L’hypothèse semble battre de l’aile connaissant la tradition, le “vécu” et le souci de neutralité de notre armé. Etant toujours en dehors des contingences politiques, franchirait-elle le pas en cas de force majeure? En outre, le contexte géopolitique de la Tunisie, notamment nos partenaires occidentaux, nos voisins et nos nouveaux “mentors” du Golfe, n’est-il pas en fait une entrave de poids à de tels retournements?!

Sans faire un procès d’intentions à l’encontre de Yadh Ben Achour mais il est de bon aloi et à juste titre de s’interroger à quels instigateurs aurait-il pensé en affirmant redouter un  putsch?! A défaut d’un putsch militaire, s’agirait-il d’un putsch politique? Auquel cas, qui en seraient les auteurs? La Troika? Ennahdha? Quoiqu’il soit admis qu’Ennahdha nourrit une dérive quasi-despotique et opère une implantation aussi tentaculaire que profonde dans les principales articulations de l’Etat, ce parti pourrait-il s’aventurer à mettre à dos toute la classe politique, la société civile et l’électorat pour imposer son exclusif leadership, sa propre ligne politique et, somme toute, son diktat pour apporter sa “solution finale”. Dans ce cas de figure, plutôt tiré par les cheveux, comment Ennahdha pourrait-il opérer sans l’aval justement de l’armée nationale et sans une masse critique de soutien politique externe, national ou international soit-il?!

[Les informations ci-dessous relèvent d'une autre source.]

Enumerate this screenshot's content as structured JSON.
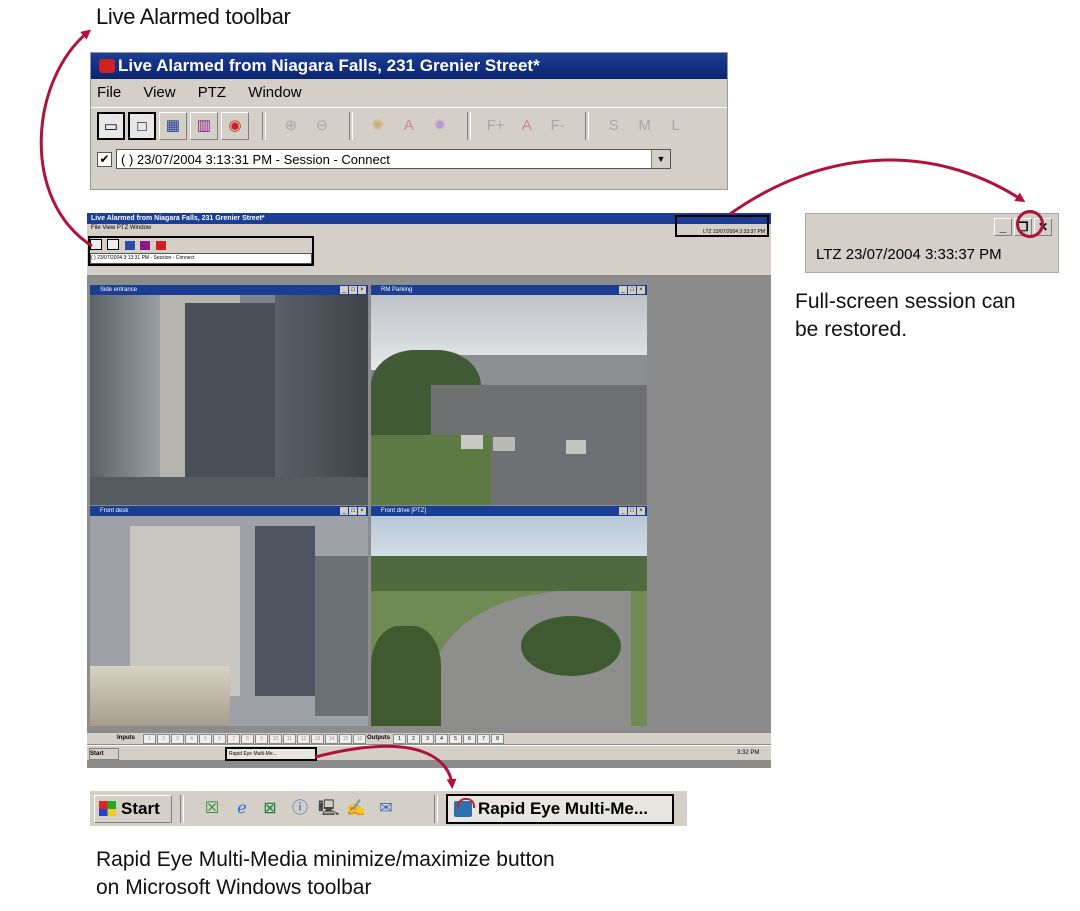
{
  "captions": {
    "toolbar": "Live Alarmed toolbar",
    "restore_line1": "Full-screen session can",
    "restore_line2": "be restored.",
    "taskbar_line1": "Rapid Eye Multi-Media minimize/maximize button",
    "taskbar_line2": "on Microsoft Windows toolbar"
  },
  "window": {
    "title": "Live Alarmed from Niagara Falls, 231 Grenier Street*",
    "menu": [
      "File",
      "View",
      "PTZ",
      "Window"
    ],
    "session_entry": "( ) 23/07/2004 3:13:31 PM - Session - Connect",
    "session_checked": true,
    "view_buttons": [
      "single-view",
      "quad-view",
      "grid-view",
      "film-view",
      "alarm-view"
    ],
    "tool_labels": [
      "F+",
      "A",
      "F-",
      "S",
      "M",
      "L"
    ]
  },
  "restore_box": {
    "buttons": [
      "_",
      "❐",
      "✕"
    ],
    "timestamp": "LTZ 23/07/2004 3:33:37 PM"
  },
  "screen": {
    "title": "Live Alarmed from Niagara Falls, 231 Grenier Street*",
    "menu": "File  View  PTZ  Window",
    "session_entry": "( ) 23/07/2004 3:13:31 PM - Session - Connect",
    "timestamp": "LTZ 23/07/2004 3:33:37 PM",
    "panes": [
      {
        "title": "Side entrance"
      },
      {
        "title": "RM Parking"
      },
      {
        "title": "Front desk"
      },
      {
        "title": "Front drive [PTZ]"
      }
    ],
    "inputs_label": "Inputs",
    "inputs": [
      "1",
      "2",
      "3",
      "4",
      "5",
      "6",
      "7",
      "8",
      "9",
      "10",
      "11",
      "12",
      "13",
      "14",
      "15",
      "16"
    ],
    "outputs_label": "Outputs",
    "outputs": [
      "1",
      "2",
      "3",
      "4",
      "5",
      "6",
      "7",
      "8"
    ],
    "taskbar_button": "Rapid Eye Multi-Me...",
    "clock": "3:32 PM"
  },
  "taskbar": {
    "start_label": "Start",
    "quick_launch": [
      "outlook-icon",
      "ie-icon",
      "excel-icon",
      "info-icon",
      "network-icon",
      "notepad-icon",
      "mail-icon"
    ],
    "task_button": "Rapid Eye Multi-Me..."
  },
  "colors": {
    "title_bar": "#1b3e94",
    "arrow": "#b0123a",
    "highlight_ring": "#b0123a"
  }
}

Sur un plan plus politique, il serait admit de penser que si le référendum rejette le projet de Constitution, ceci équivaudrait à un camouflet, un désaveu, voire un vote sanction à l’encontre de l’ANC et notamment de la Troïka. En hommes politiques responsables, il leur faut tirer les conclusions, assumer leur échec et agir en conséquence. La démission serait donc l’unique alternative, auquel cas un plus insidieux blocage constitutionnel est à craindre.

Par ailleurs, une autre zone d’ombre complique un peu plus la situation, déjà suffisamment obscure, à savoir l’objet du référendum. Celui-ci portera-t-il sur le projet de Constitution en entier ou juste sur les quelques articles n’ayant pas bénéficié de consensus ? Dans ce dernier cas, les articles seront-ils renégociés ? Comment ? Selon quel mécanisme légitime et légal faudrait-il s’appuyer pour rouvrir puis boucler le chantier sans gros dommages collatéraux ?

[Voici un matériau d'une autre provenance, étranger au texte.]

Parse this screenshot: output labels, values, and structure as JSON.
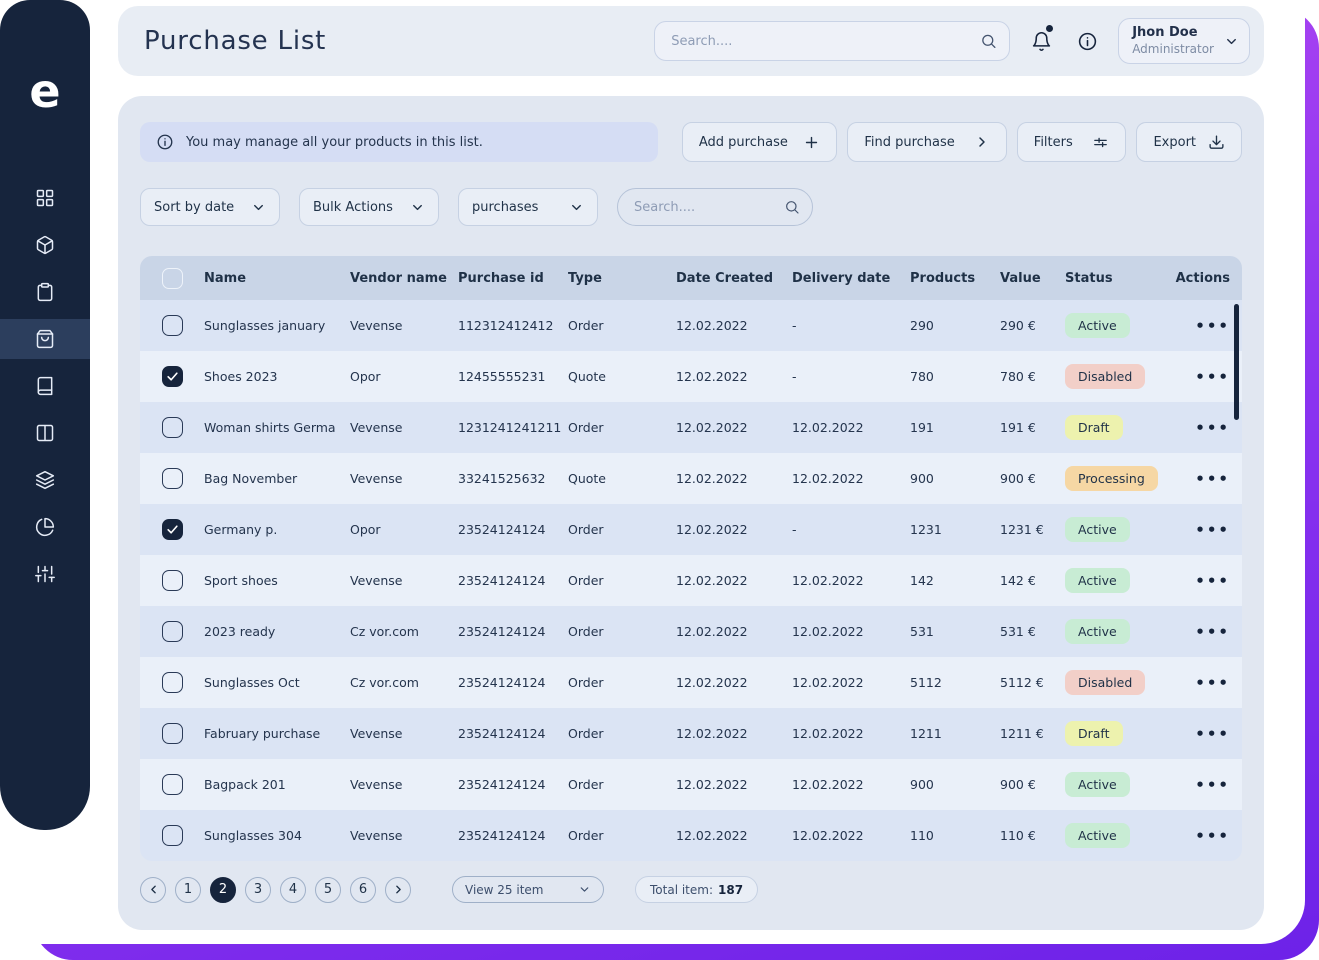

Quelle autre voie de règlement peut-on emprunter ?

L’unique solution est certainement juridique. Comme la règle le prescrit, une loi ne peut être modifiée ou abrogée que par une loi. Il est recommandé que l’ANC, bien avant le 23 Octobre 2012, planche sur un texte visant à amender la Loi sur l’Organisation provisoire des pouvoirs publics, en particulier l’article 3, pour introduire un mécanisme alternatif devant immuniser l’Etat et combler le possible vide constitutionnel consécutif à un rejet populaire du projet de Constitution suite au référendum, prévu en cas d’absence de vote recueillant les 2/3 au moins des suffrages, exprimés à l’ANC en deux lectures.

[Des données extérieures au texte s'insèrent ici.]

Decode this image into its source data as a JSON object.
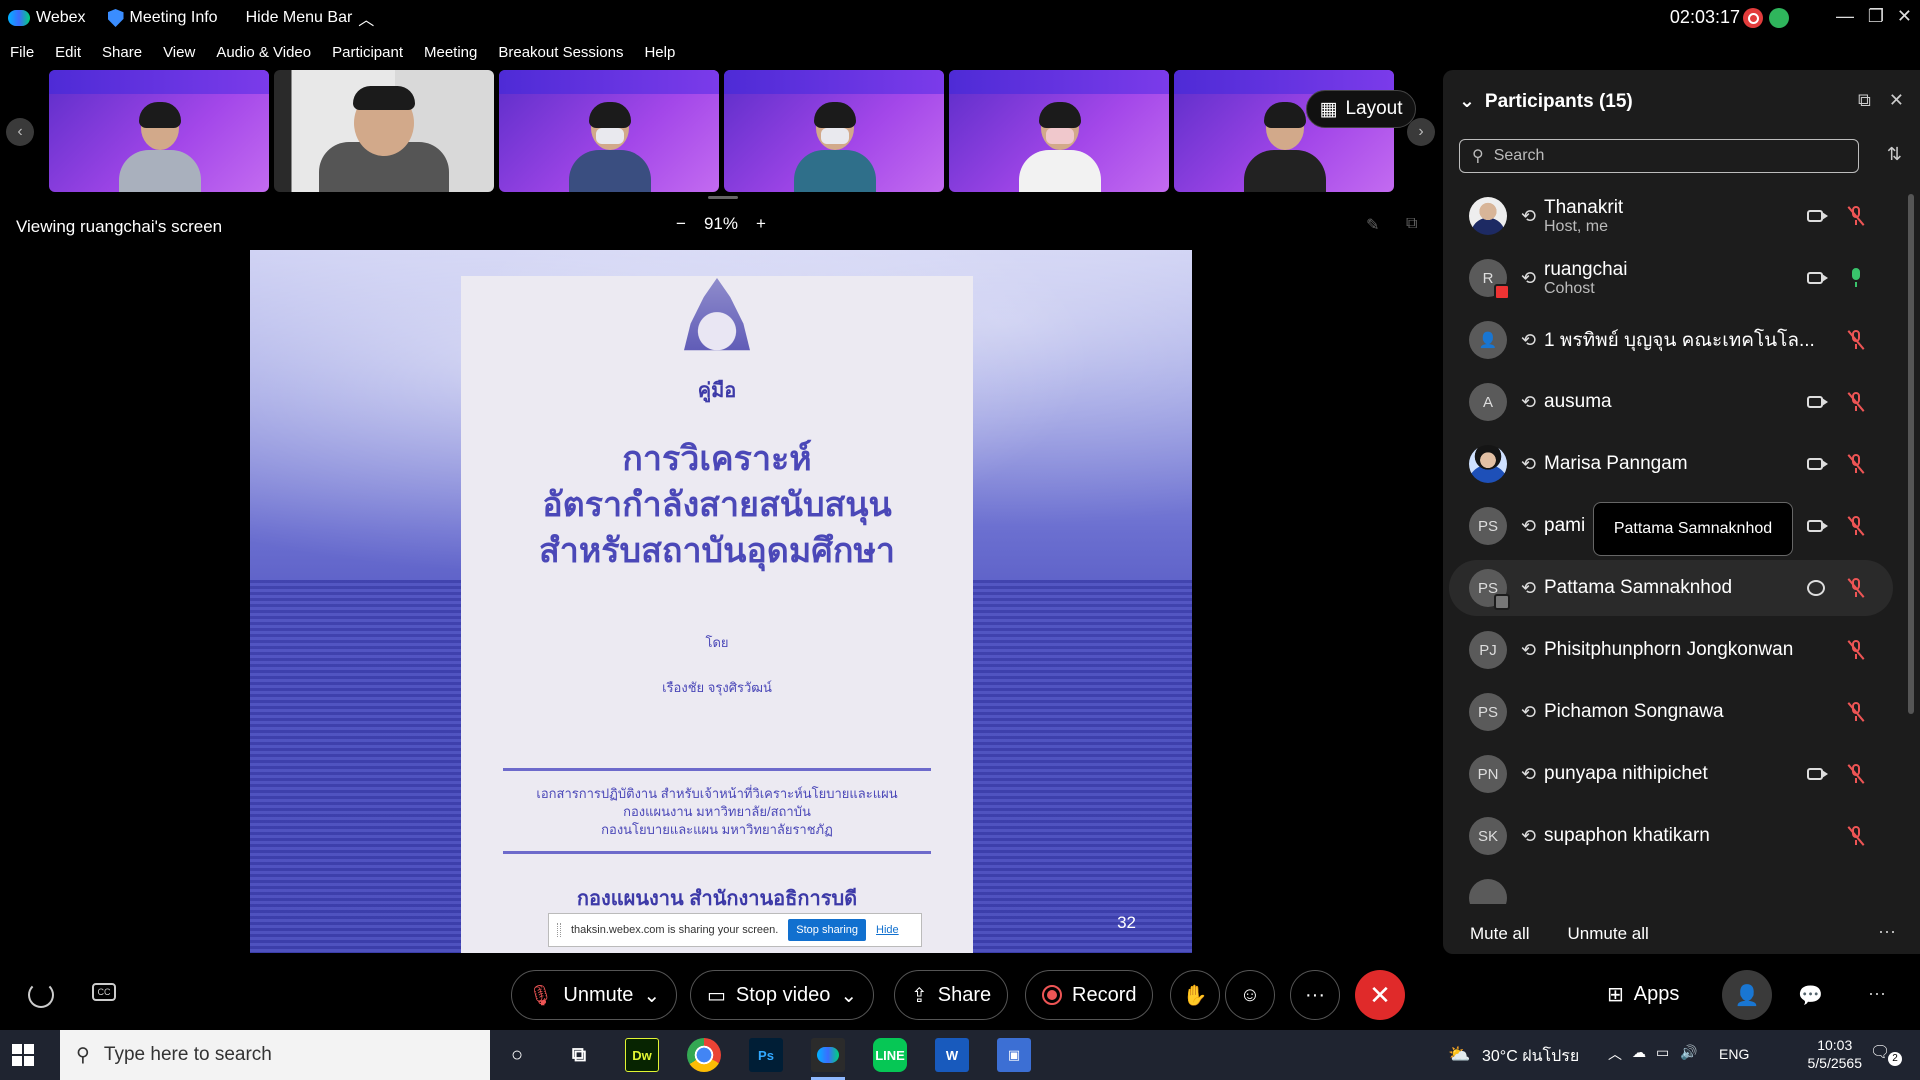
{
  "app": {
    "name": "Webex",
    "meeting_info": "Meeting Info",
    "hide_menu_bar": "Hide Menu Bar",
    "timer": "02:03:17"
  },
  "menu": [
    "File",
    "Edit",
    "Share",
    "View",
    "Audio & Video",
    "Participant",
    "Meeting",
    "Breakout Sessions",
    "Help"
  ],
  "thumbnails": {
    "layout_label": "Layout"
  },
  "viewing": {
    "label": "Viewing ruangchai's screen",
    "zoom": "91%",
    "zoom_minus": "−",
    "zoom_plus": "+"
  },
  "shared_doc": {
    "subtitle": "คู่มือ",
    "title_line1": "การวิเคราะห์",
    "title_line2": "อัตรากำลังสายสนับสนุน",
    "title_line3": "สำหรับสถาบันอุดมศึกษา",
    "by": "โดย",
    "author": "เรืองชัย  จรุงศิรวัฒน์",
    "desc_line1": "เอกสารการปฏิบัติงาน สำหรับเจ้าหน้าที่วิเคราะห์นโยบายและแผน",
    "desc_line2": "กองแผนงาน  มหาวิทยาลัย/สถาบัน",
    "desc_line3": "กองนโยบายและแผน  มหาวิทยาลัยราชภัฏ",
    "footer": "กองแผนงาน   สำนักงานอธิการบดี",
    "page_number": "32",
    "share_notice": "thaksin.webex.com is sharing your screen.",
    "stop_sharing": "Stop sharing",
    "hide": "Hide"
  },
  "participants_panel": {
    "title": "Participants (15)",
    "search_placeholder": "Search",
    "tooltip": "Pattama Samnaknhod",
    "mute_all": "Mute all",
    "unmute_all": "Unmute all",
    "participants": [
      {
        "name": "Thanakrit",
        "role": "Host, me",
        "avatar": "photo",
        "video": true,
        "mic": "muted"
      },
      {
        "name": "ruangchai",
        "role": "Cohost",
        "initials": "R",
        "video": true,
        "mic": "on"
      },
      {
        "name": "1 พรทิพย์ บุญจุน คณะเทคโนโล...",
        "role": "",
        "initials": "",
        "video": false,
        "mic": "muted"
      },
      {
        "name": "ausuma",
        "role": "",
        "initials": "A",
        "video": true,
        "mic": "muted"
      },
      {
        "name": "Marisa Panngam",
        "role": "",
        "avatar": "photo2",
        "video": true,
        "mic": "muted"
      },
      {
        "name": "pami",
        "role": "",
        "initials": "PS",
        "video": true,
        "mic": "muted"
      },
      {
        "name": "Pattama Samnaknhod",
        "role": "",
        "initials": "PS",
        "chat": true,
        "mic": "muted"
      },
      {
        "name": "Phisitphunphorn Jongkonwan",
        "role": "",
        "initials": "PJ",
        "video": false,
        "mic": "muted"
      },
      {
        "name": "Pichamon Songnawa",
        "role": "",
        "initials": "PS",
        "video": false,
        "mic": "muted"
      },
      {
        "name": "punyapa nithipichet",
        "role": "",
        "initials": "PN",
        "video": true,
        "mic": "muted"
      },
      {
        "name": "supaphon khatikarn",
        "role": "",
        "initials": "SK",
        "video": false,
        "mic": "muted"
      }
    ]
  },
  "controls": {
    "unmute": "Unmute",
    "stop_video": "Stop video",
    "share": "Share",
    "record": "Record",
    "apps": "Apps"
  },
  "taskbar": {
    "search_placeholder": "Type here to search",
    "weather": "30°C  ฝนโปรย",
    "lang": "ENG",
    "time": "10:03",
    "date": "5/5/2565",
    "notifications": "2",
    "apps": [
      "Dw",
      "Ps",
      "W"
    ]
  },
  "colors": {
    "end_call": "#e02a2a",
    "mic_muted": "#e55555",
    "mic_on": "#39c36b",
    "accent": "#1170cf"
  }
}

Donc, étant souverain, maitre, dépositaire de la légitimité et de la légalité, il revient à l’ANC de réparer la grave omission et de pouvoir ainsi anticiper sur tout risque de rejet populaire du projet de Constitution. La question est trop urgente, trop critique pour tergiverser. Bien que le compte à rebours soit de plus en plus pressant, l’ANC semble donner l’impression de n’en pas bien saisir l’enjeu et de ne pas inscrire la question, en priorité, à son ordre du jour.